Wednesday, November 6, 2013

Spilling Boulders in the Sun

I know everyone thinks passing along values is a good thing. Tradition and all that. But what if the passing on of those values is just a formula for a future without evaluation; without thought?

I used to believe everything that my father and mother did. You have to start there. Then, you  need to think it over. It seems simple, yes? But the number of people who never get to step two is probably higher than we think. 

Do we vote how our daddy told us to? Do we judge others on the same criteria he did? Are we the proud wavers of mom's flag of prejudice; of father's banner of sexism; of Uncle Fred's angry religion?
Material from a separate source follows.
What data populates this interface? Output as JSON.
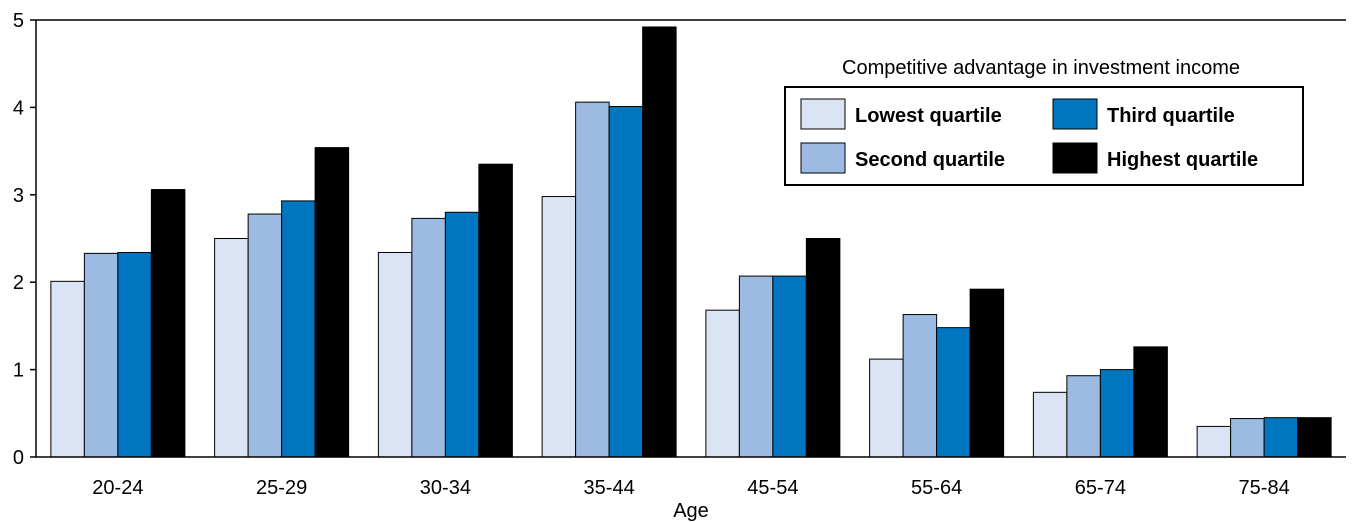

It's nothing new, what I'm saying, but it came back to me as I was teaching Frost's "Mending Wall," recently. And, then, as I was considering people's motives for political views in an environment of indecipherable information. In the poem, the speaker is walking the property line with his neighbor, fixing the wall by picking up stones. The speaker questions the need to have the wall, at all, but the neighbor... 
He only says, "Good fences make good neighbours."
Then, the speaker feels like shaking things up:
Spring is the mischief in me, and I wonder
If I could put a notion in his head:
"Why  do they make good neighbours? Isn't it
Where there are cows? But here there are no cows.
Before I built a wall I'd ask to know
What I was walling in or walling out,
And to whom I was like to give offence .
Something there is that doesn't love a wall,
That wants it down." I could  say "Elves" to him,
But it's not elves exactly, and I'd rather
He said it for himself.  I see him there
Bringing a stone grasped firmly by the top
In each hand, like an old-stone savage armed .
He moves in darkness as it seems to me,
Not of woods only and the shade of trees.
He will not go behind his father's saying ,
And he likes having thought of it so well
He says again, "Good fences make good neighbours."
The brightest image? The contrast to this fellow who "moves in darkness"? It opens the whole poem:
Something  there is that doesn't love a wall,
That sends the frozen-ground-swell under it,
And spills the upper boulders in the sun...
I think we are there, as a society. The brightest future might be in allowing some of the more useless stones of our parents' wisdom to topple down and lie, undisturbed, in the sun.